[Date Prev][Date Next][Thread Prev][Thread Next][Date Index][Thread Index]

Re: Some interesting performance data for netCDF4.0.1 (fwd)



"V. Balaji" <address@hidden> writes:

> Hi Ed, one of our developers has noticed interesting (disturbing)
> behaviour in one of our homegrown netCDF tools.
>
> I don't want to drag you into the melee by ccing you into this
> group, but I wonder if the sudden performance cliff at 2GB rings any
> bells for you or colleagues at Unidata, either in terms of changes
> to libnetcdf or changes to the way we're invoking it.
>
> Thanks,

Howdy all!

I have read Jeff's description of the problem, and a few facts may help
clarify the situation...

* Certainly you should be testing with the netCDF snapshot release, it
  has some performance improvements:
  ftp://ftp.unidata.ucar.edu/pub/snapshot/netcdf-4-daily.tar.gz

* When creating netCDF-4 (and netCDF-4 classic model) the output should
  be in HDF5. One way to tell is to look at the first 4 bytes of the
  file. In emacs the file will start like this: HDF If you see "CDF"
  instead, then you are not creating a netCDF-4 file. (Check your
  nc_create call - by default netCDF-4 still produces classic format
  files, not netCDF-4/HDF5 files). From what Jeff says, it seems that
  you are not actually using netCDF-4/HDF5 files:

      "My very last experiment showed that the output of the 4.0.1
      mppnccombine produces by default a file that does not seem to be
      in the hdf5 format (or at least has a format different from the
      *.000?  files). How did I deduce that? When you do "od -a -N 10"
      on the output files, you will see "CDF ...", which is the format
      for the netcdf classic or the netcdf 64-bit offset format, but is
      different from the format if you do "od" on the .000* files, which
      show up as "hdf5..."."

* Performance will be the same for netCDF-4 files with or without the
  classic model turned on.

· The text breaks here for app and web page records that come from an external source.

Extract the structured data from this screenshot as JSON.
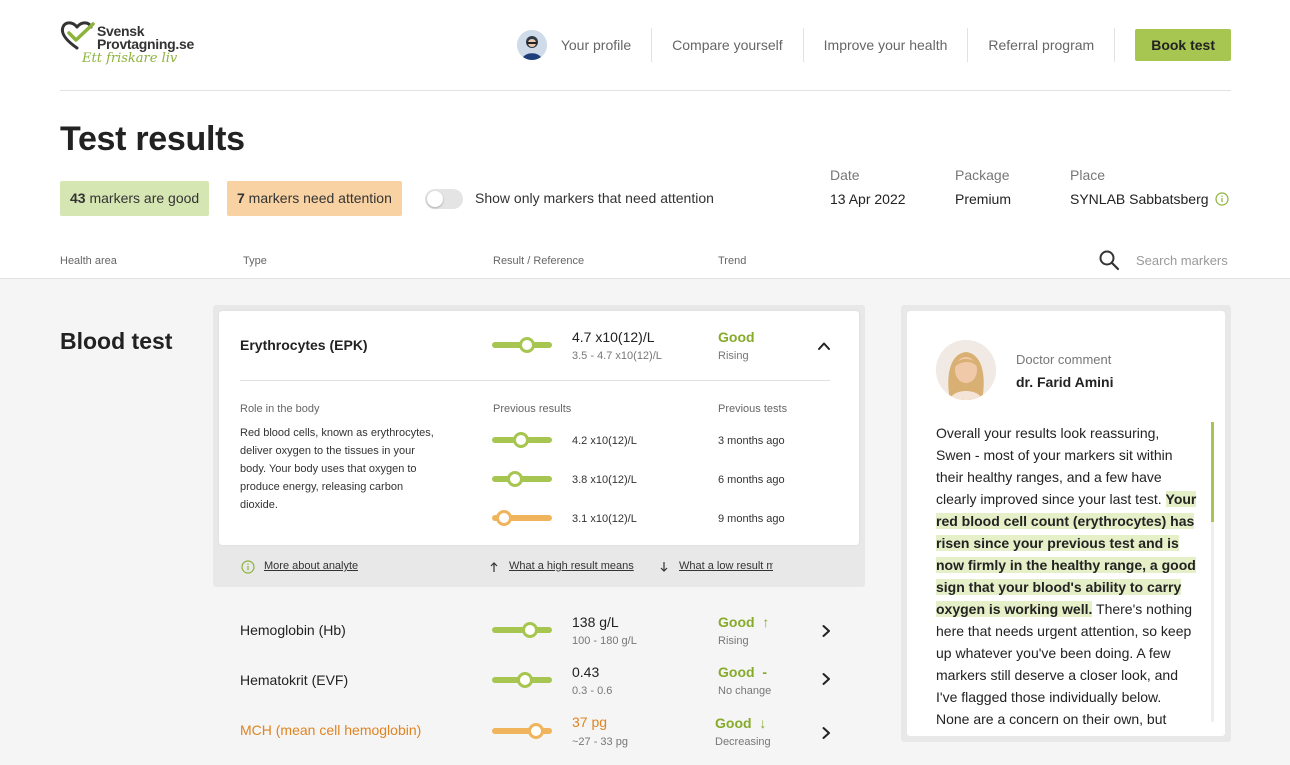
{
  "brand": {
    "name_line1": "Svensk",
    "name_line2": "Provtagning.se",
    "tagline": "Ett friskare liv"
  },
  "nav": {
    "items": [
      "Your profile",
      "Compare yourself",
      "Improve your health",
      "Referral program"
    ],
    "cta": "Book test"
  },
  "page": {
    "title": "Test results"
  },
  "summary": {
    "good_count": "43",
    "good_text": " markers are good",
    "attn_count": "7",
    "attn_text": " markers need attention",
    "toggle_label": "Show only markers that need attention",
    "toggle_on": false
  },
  "meta": {
    "date_label": "Date",
    "date_value": "13 Apr 2022",
    "package_label": "Package",
    "package_value": "Premium",
    "place_label": "Place",
    "place_value": "SYNLAB Sabbatsberg"
  },
  "columns": {
    "health_area": "Health area",
    "type": "Type",
    "result": "Result / Reference",
    "trend": "Trend"
  },
  "search": {
    "placeholder": "Search markers"
  },
  "section": {
    "title": "Blood test"
  },
  "expanded": {
    "name": "Erythrocytes (EPK)",
    "value": "4.7 x10(12)/L",
    "reference": "3.5 - 4.7 x10(12)/L",
    "status": "Good",
    "trend": "Rising",
    "gauge_level": 0.58,
    "role_label": "Role in the body",
    "role_text": "Red blood cells, known as erythrocytes, deliver oxygen to the tissues in your body. Your body uses that oxygen to produce energy, releasing carbon dioxide.",
    "prev_results_label": "Previous results",
    "prev_tests_label": "Previous tests",
    "previous": [
      {
        "value": "4.2 x10(12)/L",
        "when": "3 months ago",
        "level": 0.48,
        "color": "green"
      },
      {
        "value": "3.8 x10(12)/L",
        "when": "6 months ago",
        "level": 0.38,
        "color": "green"
      },
      {
        "value": "3.1 x10(12)/L",
        "when": "9 months ago",
        "level": 0.2,
        "color": "orange"
      }
    ],
    "link_more": "More about analyte",
    "link_high": "What a high result means",
    "link_low": "What a low result means"
  },
  "markers": [
    {
      "name": "Hemoglobin (Hb)",
      "value": "138 g/L",
      "reference": "100 - 180 g/L",
      "status": "Good",
      "trend_symbol": "↑",
      "trend": "Rising",
      "level": 0.63,
      "color": "green",
      "warn": false
    },
    {
      "name": "Hematokrit (EVF)",
      "value": "0.43",
      "reference": "0.3 - 0.6",
      "status": "Good",
      "trend_symbol": "-",
      "trend": "No change",
      "level": 0.55,
      "color": "green",
      "warn": false
    },
    {
      "name": "MCH (mean cell hemoglobin)",
      "value": "37 pg",
      "reference": "~27 - 33 pg",
      "status": "Good",
      "trend_symbol": "↓",
      "trend": "Decreasing",
      "level": 0.73,
      "color": "orange",
      "warn": true
    }
  ],
  "doctor": {
    "label": "Doctor comment",
    "name": "dr. Farid Amini",
    "text_before": "Overall your results look reassuring, Swen - most of your markers sit within their healthy ranges, and a few have clearly improved since your last test. ",
    "text_highlight": "Your red blood cell count (erythrocytes) has risen since your previous test and is now firmly in the healthy range, a good sign that your blood's ability to carry oxygen is working well.",
    "text_after": " There's nothing here that needs urgent attention, so keep up whatever you've been doing. A few markers still deserve a closer look, and I've flagged those individually below. None are a concern on their own, but"
  },
  "colors": {
    "accent_green": "#a7c551",
    "status_green": "#86ab2a",
    "warn_orange": "#e08421",
    "gauge_orange": "#f0b55c",
    "good_pill": "#d6e6b3",
    "attn_pill": "#f8d2a2"
  }
}
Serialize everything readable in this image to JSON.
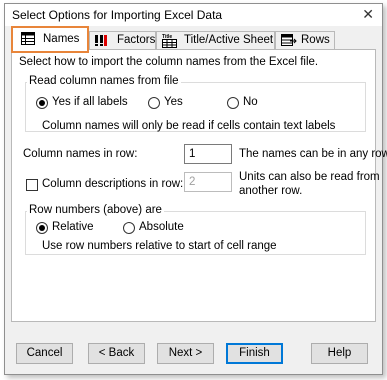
{
  "window": {
    "title": "Select Options for Importing Excel Data"
  },
  "tabs": [
    {
      "label": "Names",
      "icon": "table-icon",
      "active": true
    },
    {
      "label": "Factors",
      "icon": "factor-icon",
      "active": false
    },
    {
      "label": "Title/Active Sheet",
      "icon": "title-sheet-icon",
      "active": false
    },
    {
      "label": "Rows",
      "icon": "rows-icon",
      "active": false
    }
  ],
  "panel": {
    "intro": "Select how to import the column names from the Excel file.",
    "read_names": {
      "legend": "Read column names from file",
      "options": [
        "Yes if all labels",
        "Yes",
        "No"
      ],
      "selected": "Yes if all labels",
      "note": "Column names will only be read if cells contain text labels"
    },
    "names_row": {
      "label": "Column names in row:",
      "value": "1",
      "hint": "The names can be in any row."
    },
    "descriptions_row": {
      "label": "Column descriptions in row:",
      "checked": false,
      "value": "2",
      "hint_line1": "Units can also be read from",
      "hint_line2": "another row."
    },
    "row_numbers": {
      "legend": "Row numbers (above) are",
      "options": [
        "Relative",
        "Absolute"
      ],
      "selected": "Relative",
      "note": "Use row numbers relative to start of cell range"
    }
  },
  "buttons": {
    "cancel": "Cancel",
    "back": "< Back",
    "next": "Next >",
    "finish": "Finish",
    "help": "Help"
  },
  "colors": {
    "highlight": "#e8853a",
    "default_button_border": "#0078d7"
  }
}
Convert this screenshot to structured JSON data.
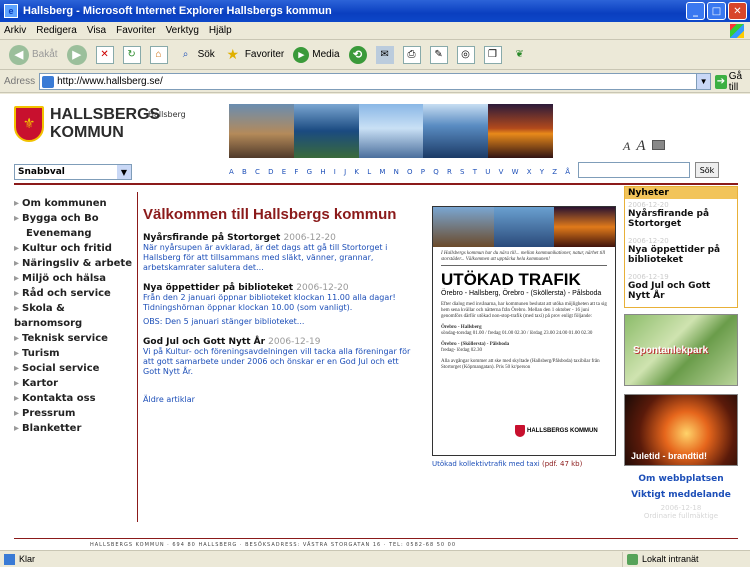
{
  "window": {
    "title": "Hallsberg - Microsoft Internet Explorer Hallsbergs kommun",
    "buttons": [
      "_",
      "□",
      "✕"
    ]
  },
  "menu": [
    "Arkiv",
    "Redigera",
    "Visa",
    "Favoriter",
    "Verktyg",
    "Hjälp"
  ],
  "toolbar": {
    "back": "Bakåt",
    "search": "Sök",
    "favorites": "Favoriter",
    "media": "Media"
  },
  "address": {
    "label": "Adress",
    "url": "http://www.hallsberg.se/",
    "go": "Gå till"
  },
  "site": {
    "logo_line1": "HALLSBERGS",
    "logo_line2": "KOMMUN",
    "crumb": "Hallsberg",
    "text_small": "A",
    "text_big": "A",
    "quickselect": "Snabbval",
    "alphabet": "A B C D E F G H I J K L M N O P Q R S T U V W X Y Z Å Ä Ö",
    "search_button": "Sök"
  },
  "leftnav": [
    {
      "label": "Om kommunen"
    },
    {
      "label": "Bygga och Bo"
    },
    {
      "label": "Evenemang",
      "sub": true
    },
    {
      "label": "Kultur och fritid"
    },
    {
      "label": "Näringsliv & arbete"
    },
    {
      "label": "Miljö och hälsa"
    },
    {
      "label": "Råd och service"
    },
    {
      "label": "Skola & barnomsorg"
    },
    {
      "label": "Teknisk service"
    },
    {
      "label": "Turism"
    },
    {
      "label": "Social service"
    },
    {
      "label": "Kartor"
    },
    {
      "label": "Kontakta oss"
    },
    {
      "label": "Pressrum"
    },
    {
      "label": "Blanketter"
    }
  ],
  "main": {
    "heading": "Välkommen till Hallsbergs kommun",
    "news": [
      {
        "title": "Nyårsfirande på Stortorget",
        "date": "2006-12-20",
        "text": "När nyårsupen är avklarad, är det dags att gå till Stortorget i Hallsberg för att tillsammans med släkt, vänner, grannar, arbetskamrater salutera det..."
      },
      {
        "title": "Nya öppettider på biblioteket",
        "date": "2006-12-20",
        "text": "Från den 2 januari öppnar biblioteket klockan 11.00 alla dagar! Tidningshörnan öppnar klockan 10.00 (som vanligt).",
        "text2": "OBS: Den 5 januari stänger biblioteket..."
      },
      {
        "title": "God Jul och Gott Nytt År",
        "date": "2006-12-19",
        "text": "Vi på Kultur- och föreningsavdelningen vill tacka alla föreningar för att gott samarbete under 2006 och önskar er en God Jul och ett Gott Nytt År."
      }
    ],
    "older": "Äldre artiklar"
  },
  "poster": {
    "intro": "I Hallsbergs kommun har du nära till... mellan kommunikationer, natur, närhet till storstäder... Välkommen att upptäcka hela kommunen!",
    "title": "UTÖKAD TRAFIK",
    "route": "Örebro - Hallsberg, Örebro - (Sköllersta) - Pålsboda",
    "body": "Efter dialog med invånarna, har kommunen beslutat att utöka möjligheten att ta sig hem sena kvällar och nätterna från Örebro. Mellan den 1 oktober - 16 juni genomförs därför utökad non-stop-trafik (med taxi) på prov enligt följande:",
    "sched1_head": "Örebro - Hallsberg",
    "sched1": "söndag-torsdag 01.00 / fredag 01.00 02.30 / lördag 23.00 24.00 01.00 02.30",
    "sched2_head": "Örebro - (Sköllersta) - Pålsboda",
    "sched2": "fredag- lördag 02.30",
    "footer": "Alla avgångar kommer att ske med skyltade (Hallsberg/Pålsboda) taxibilar från Stortorget (Köpmangatan). Pris 50 kr/person",
    "logo": "HALLSBERGS KOMMUN"
  },
  "pdf_link": {
    "text": "Utökad kollektivtrafik med taxi",
    "size": "(pdf. 47 kb)"
  },
  "right": {
    "news_header": "Nyheter",
    "news": [
      {
        "date": "2006-12-20",
        "title": "Nyårsfirande på Stortorget"
      },
      {
        "date": "2006-12-20",
        "title": "Nya öppettider på biblioteket"
      },
      {
        "date": "2006-12-19",
        "title": "God Jul och Gott Nytt År"
      }
    ],
    "map_caption": "Spontanlekpark",
    "fire_caption": "Juletid - brandtid!",
    "link1": "Om webbplatsen",
    "link2": "Viktigt meddelande",
    "faded_date": "2006-12-18",
    "faded_text": "Ordinarie fullmäktige"
  },
  "footer": "HALLSBERGS KOMMUN · 694 80 HALLSBERG · BESÖKSADRESS: VÄSTRA STORGATAN 16 · TEL: 0582-68 50 00",
  "status": {
    "text": "Klar",
    "zone": "Lokalt intranät"
  }
}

That affects what you can add to the file,
  but not how (and how fast) data are read or written. 

* NetCDF-4 can easily handle files and variables larger than 2GB. The
  NC_CLASSIC_MODEL flag doesn't matter for this.

* Chunk sizes are an important consideration. Chunk sizes are chosen by
  default if you don't specify them, and that works pretty poorly for
  larger variables. (But it seems that you are not producing netCDF-4
  files anyway. See above.)

Please let me know if this doesn't help. You should not see any serious
performance problems with netCDF-4 if we are doing everything right...

Thanks,

Ed

-- 
Ed Hartnett  -- address@hidden